DP11314 Emergence of Asia: Reforms, Corporate Savings, and Global Imbalances
|Author(s):||Jingting Fan, Sebnem Kalemli-Ozcan|
|Publication Date:||June 2016|
|JEL(s):||D24, E22, F41, O16, O47|
|Programme Areas:||International Macroeconomics and Finance, Macroeconomics and Growth|
|Link to this Page:||cepr.org/active/publications/discussion_papers/dp.php?dpno=11314|
One of the explanations for global imbalances is the self-financing behavior of credit-constrained firms in rapidly growing emerging markets.
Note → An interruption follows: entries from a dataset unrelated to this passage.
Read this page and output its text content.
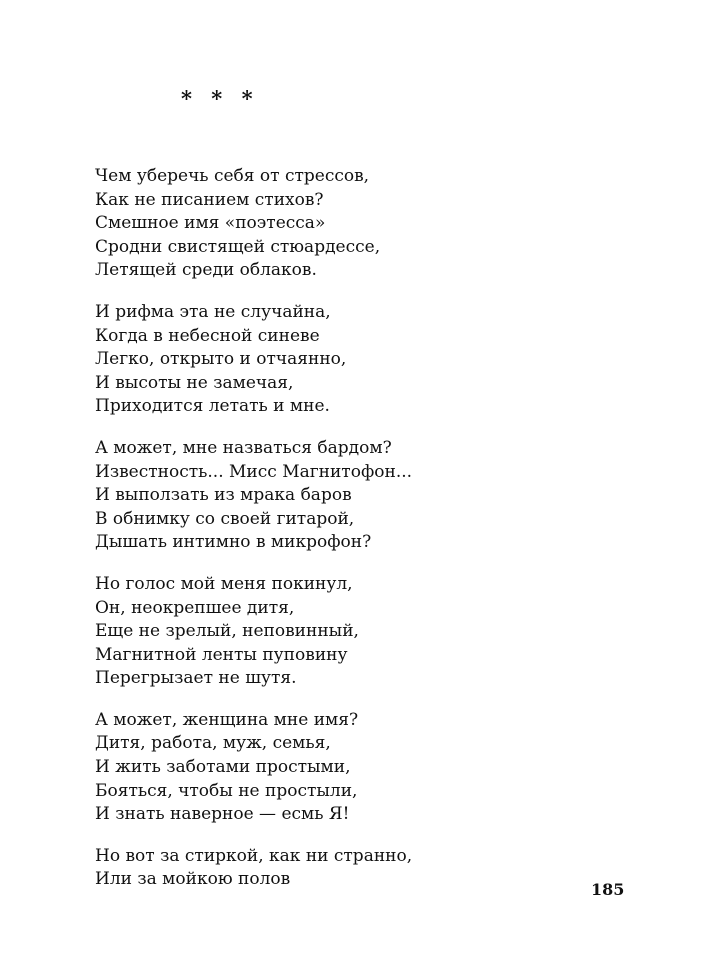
* * *
Чем уберечь себя от стрессов,
Как не писанием стихов?
Смешное имя «поэтесса»
Сродни свистящей стюардессе,
Летящей среди облаков.
И рифма эта не случайна,
Когда в небесной синеве
Легко, открыто и отчаянно,
И высоты не замечая,
Приходится летать и мне.
А может, мне назваться бардом?
Известность... Мисс Магнитофон...
И выползать из мрака баров
В обнимку со своей гитарой,
Дышать интимно в микрофон?
Но голос мой меня покинул,
Он, неокрепшее дитя,
Еще не зрелый, неповинный,
Магнитной ленты пуповину
Перегрызает не шутя.
А может, женщина мне имя?
Дитя, работа, муж, семья,
И жить заботами простыми,
Бояться, чтобы не простыли,
И знать наверное — есмь Я!
Но вот за стиркой, как ни странно,
Или за мойкою полов
185
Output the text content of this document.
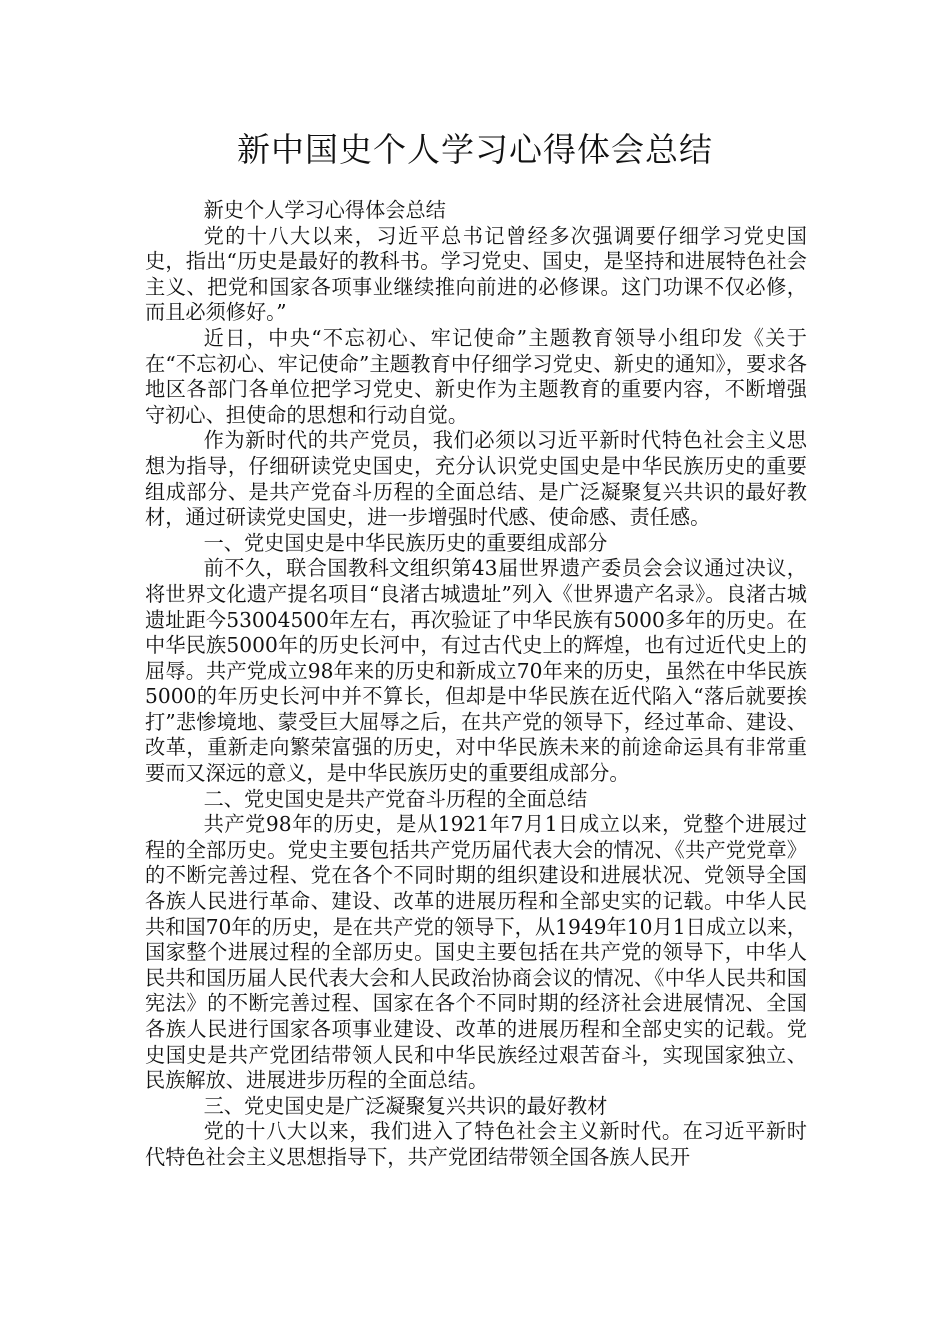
新中国史个人学习心得体会总结

新史个人学习心得体会总结

党的十八大以来，习近平总书记曾经多次强调要仔细学习党史国史，指出“历史是最好的教科书。学习党史、国史，是坚持和进展特色社会主义、把党和国家各项事业继续推向前进的必修课。这门功课不仅必修，而且必须修好。”

近日，中央“不忘初心、牢记使命”主题教育领导小组印发《关于在“不忘初心、牢记使命”主题教育中仔细学习党史、新史的通知》，要求各地区各部门各单位把学习党史、新史作为主题教育的重要内容，不断增强守初心、担使命的思想和行动自觉。

作为新时代的共产党员，我们必须以习近平新时代特色社会主义思想为指导，仔细研读党史国史，充分认识党史国史是中华民族历史的重要组成部分、是共产党奋斗历程的全面总结、是广泛凝聚复兴共识的最好教材，通过研读党史国史，进一步增强时代感、使命感、责任感。

一、党史国史是中华民族历史的重要组成部分

前不久，联合国教科文组织第43届世界遗产委员会会议通过决议，将世界文化遗产提名项目“良渚古城遗址”列入《世界遗产名录》。良渚古城遗址距今53004500年左右，再次验证了中华民族有5000多年的历史。在中华民族5000年的历史长河中，有过古代史上的辉煌，也有过近代史上的屈辱。共产党成立98年来的历史和新成立70年来的历史，虽然在中华民族5000的年历史长河中并不算长，但却是中华民族在近代陷入“落后就要挨打”悲惨境地、蒙受巨大屈辱之后，在共产党的领导下，经过革命、建设、改革，重新走向繁荣富强的历史，对中华民族未来的前途命运具有非常重要而又深远的意义，是中华民族历史的重要组成部分。

二、党史国史是共产党奋斗历程的全面总结

共产党98年的历史，是从1921年7月1日成立以来，党整个进展过程的全部历史。党史主要包括共产党历届代表大会的情况、《共产党党章》的不断完善过程、党在各个不同时期的组织建设和进展状况、党领导全国各族人民进行革命、建设、改革的进展历程和全部史实的记载。中华人民共和国70年的历史，是在共产党的领导下，从1949年10月1日成立以来，国家整个进展过程的全部历史。国史主要包括在共产党的领导下，中华人民共和国历届人民代表大会和人民政治协商会议的情况、《中华人民共和国宪法》的不断完善过程、国家在各个不同时期的经济社会进展情况、全国各族人民进行国家各项事业建设、改革的进展历程和全部史实的记载。党史国史是共产党团结带领人民和中华民族经过艰苦奋斗，实现国家独立、民族解放、进展进步历程的全面总结。

三、党史国史是广泛凝聚复兴共识的最好教材

党的十八大以来，我们进入了特色社会主义新时代。在习近平新时代特色社会主义思想指导下，共产党团结带领全国各族人民开
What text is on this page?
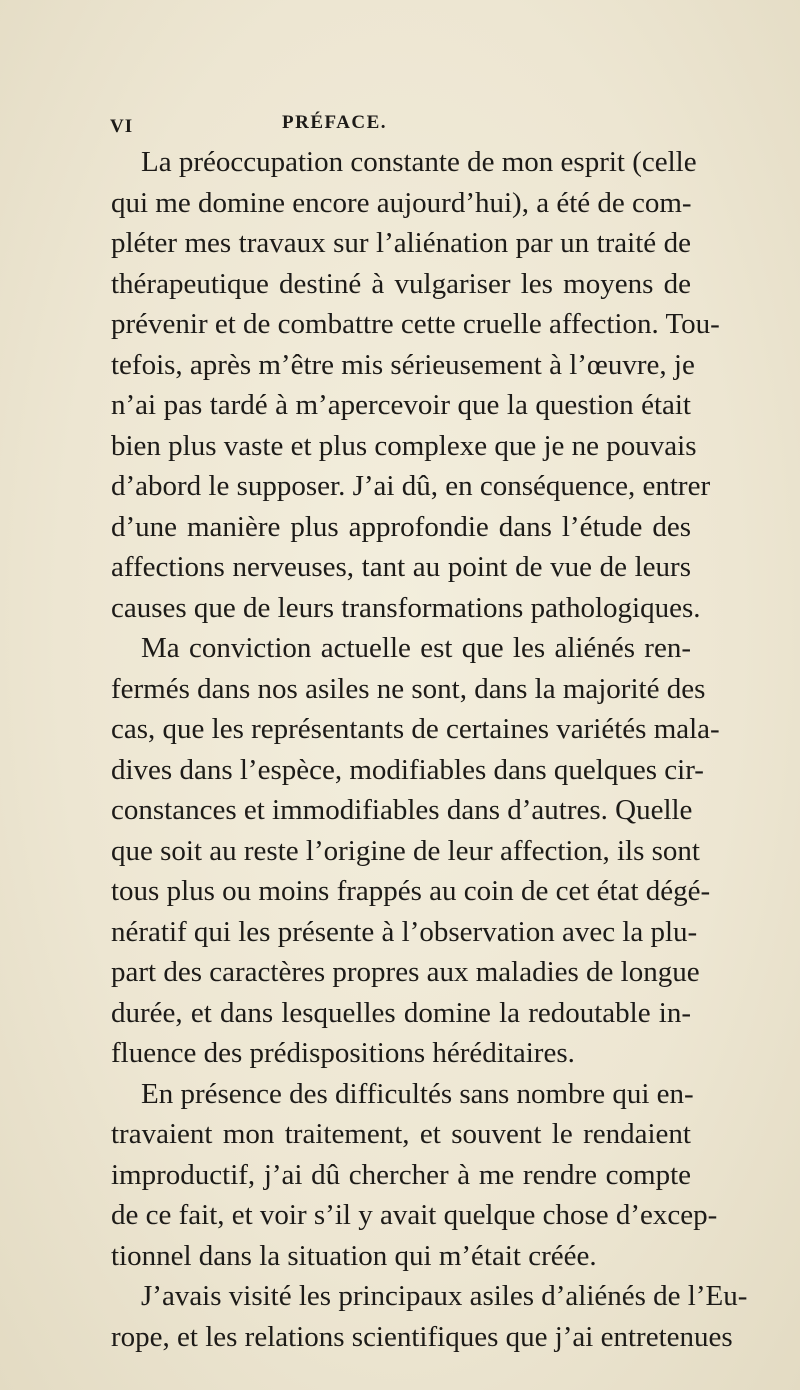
VI	PRÉFACE.
La préoccupation constante de mon esprit (celle
qui me domine encore aujourd’hui), a été de com-
pléter mes travaux sur l’aliénation par un traité de
thérapeutique destiné à vulgariser les moyens de
prévenir et de combattre cette cruelle affection. Tou-
tefois, après m’être mis sérieusement à l’œuvre, je
n’ai pas tardé à m’apercevoir que la question était
bien plus vaste et plus complexe que je ne pouvais
d’abord le supposer. J’ai dû, en conséquence, entrer
d’une manière plus approfondie dans l’étude des
affections nerveuses, tant au point de vue de leurs
causes que de leurs transformations pathologiques.
Ma conviction actuelle est que les aliénés ren-
fermés dans nos asiles ne sont, dans la majorité des
cas, que les représentants de certaines variétés mala-
dives dans l’espèce, modifiables dans quelques cir-
constances et immodifiables dans d’autres. Quelle
que soit au reste l’origine de leur affection, ils sont
tous plus ou moins frappés au coin de cet état dégé-
nératif qui les présente à l’observation avec la plu-
part des caractères propres aux maladies de longue
durée, et dans lesquelles domine la redoutable in-
fluence des prédispositions héréditaires.
En présence des difficultés sans nombre qui en-
travaient mon traitement, et souvent le rendaient
improductif, j’ai dû chercher à me rendre compte
de ce fait, et voir s’il y avait quelque chose d’excep-
tionnel dans la situation qui m’était créée.
J’avais visité les principaux asiles d’aliénés de l’Eu-
rope, et les relations scientifiques que j’ai entretenues
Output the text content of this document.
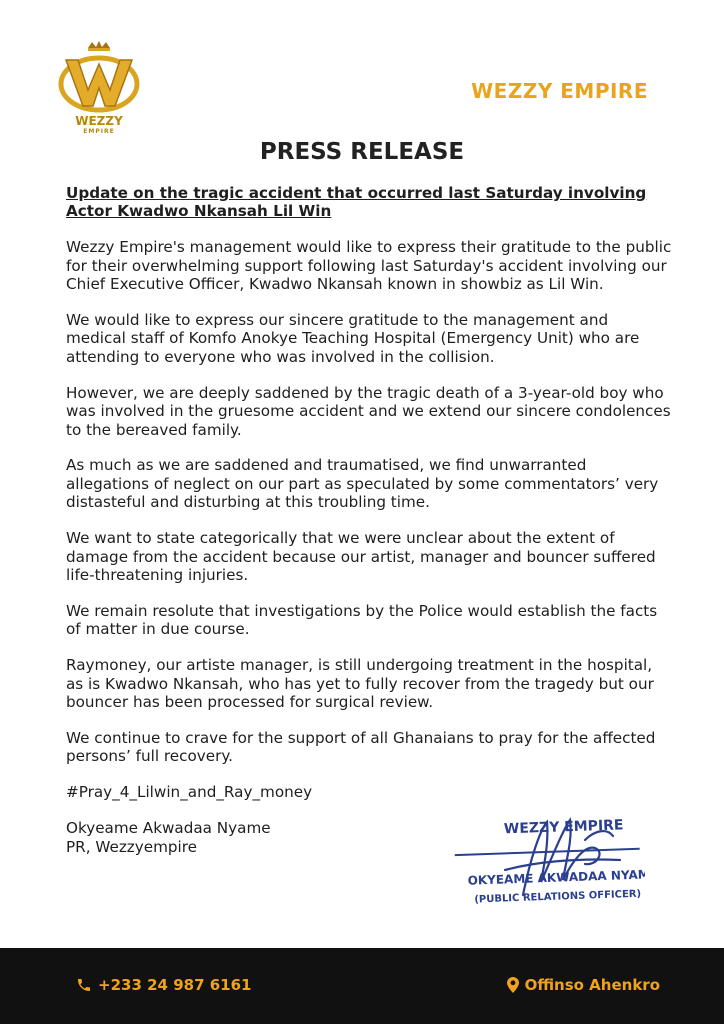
WEZZY
EMPIRE
WEZZY EMPIRE
PRESS RELEASE

Update on the tragic accident that occurred last Saturday involving Actor Kwadwo Nkansah Lil Win

Wezzy Empire's management would like to express their gratitude to the public for their overwhelming support following last Saturday's accident involving our Chief Executive Officer, Kwadwo Nkansah known in showbiz as Lil Win.

We would like to express our sincere gratitude to the management and medical staff of Komfo Anokye Teaching Hospital (Emergency Unit) who are attending to everyone who was involved in the collision.

However, we are deeply saddened by the tragic death of a 3-year-old boy who was involved in the gruesome accident and we extend our sincere condolences to the bereaved family.

As much as we are saddened and traumatised, we find unwarranted allegations of neglect on our part as speculated by some commentators’ very distasteful and disturbing at this troubling time.

We want to state categorically that we were unclear about the extent of damage from the accident because our artist, manager and bouncer suffered life-threatening injuries.

We remain resolute that investigations by the Police would establish the facts of matter in due course.

Raymoney, our artiste manager, is still undergoing treatment in the hospital, as is Kwadwo Nkansah, who has yet to fully recover from the tragedy but our bouncer has been processed for surgical review.

We continue to crave for the support of all Ghanaians to pray for the affected persons’ full recovery.

#Pray_4_Lilwin_and_Ray_money

Okyeame Akwadaa Nyame

PR, Wezzyempire

WEZZY EMPIRE
OKYEAME AKWADAA NYAME
(PUBLIC RELATIONS OFFICER)
+233 24 987 6161	Offinso Ahenkro
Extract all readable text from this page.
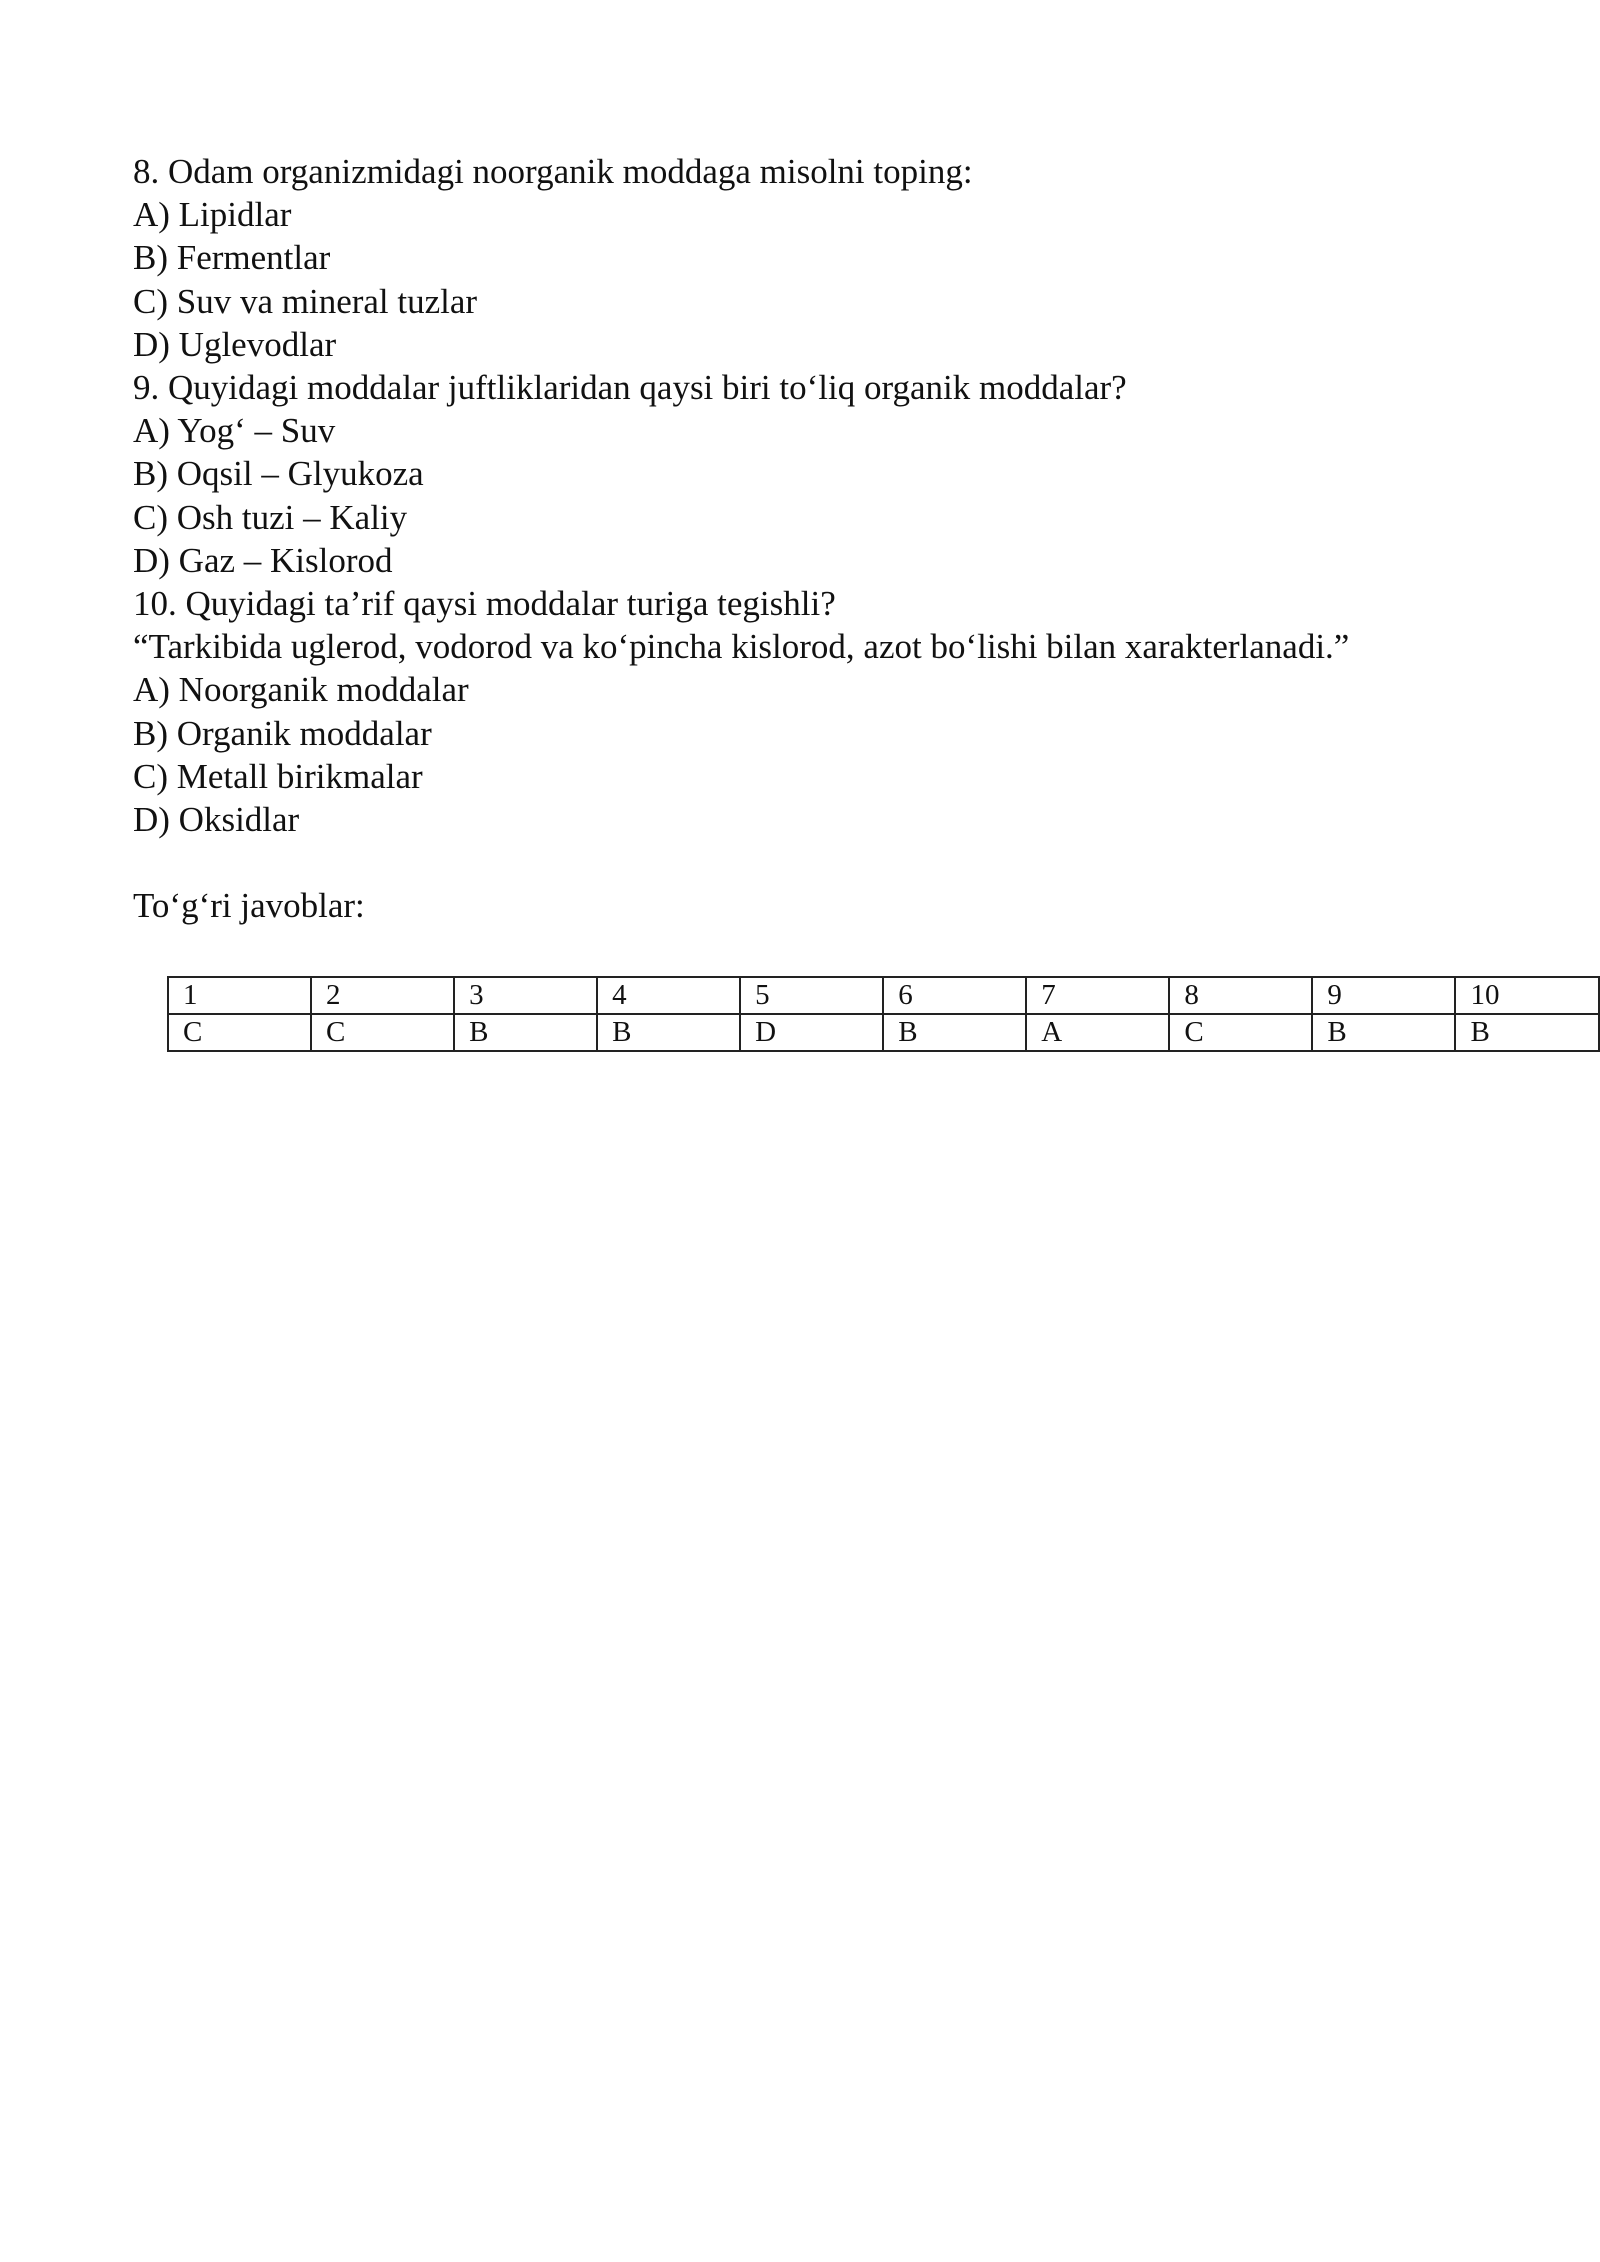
8. Odam organizmidagi noorganik moddaga misolni toping:

A) Lipidlar

B) Fermentlar

C) Suv va mineral tuzlar

D) Uglevodlar

9. Quyidagi moddalar juftliklaridan qaysi biri to‘liq organik moddalar?

A) Yog‘ – Suv

B) Oqsil – Glyukoza

C) Osh tuzi – Kaliy

D) Gaz – Kislorod

10. Quyidagi ta’rif qaysi moddalar turiga tegishli?

“Tarkibida uglerod, vodorod va ko‘pincha kislorod, azot bo‘lishi bilan xarakterlanadi.”

A) Noorganik moddalar

B) Organik moddalar

C) Metall birikmalar

D) Oksidlar

To‘g‘ri javoblar:

1	2	3	4	5	6	7	8	9	10
C	C	B	B	D	B	A	C	B	B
We use an extensive firm-level data set from several Asian countries during 2002-2011, and test the micro foundation of this theory by estimating the effect of an exogenous change in credit constraints, resulting from financial reforms, on firms' saving behavior. As predicted, after financial reforms, firms who were credit-constrained previously decreased their savings more (or increased their savings less) relative to unconstrained firms. However, this firm-level effect did not lead to a decrease in aggregate corporate savings as conjectured by the theory. Our sector level regressions show that corporate savings increased after financial reforms, and more so for sectors more dependent on external finance. The current account surpluses also did not register a significant deterioration after financial reforms, consistent with our findings on sectoral and aggregate corporate savings.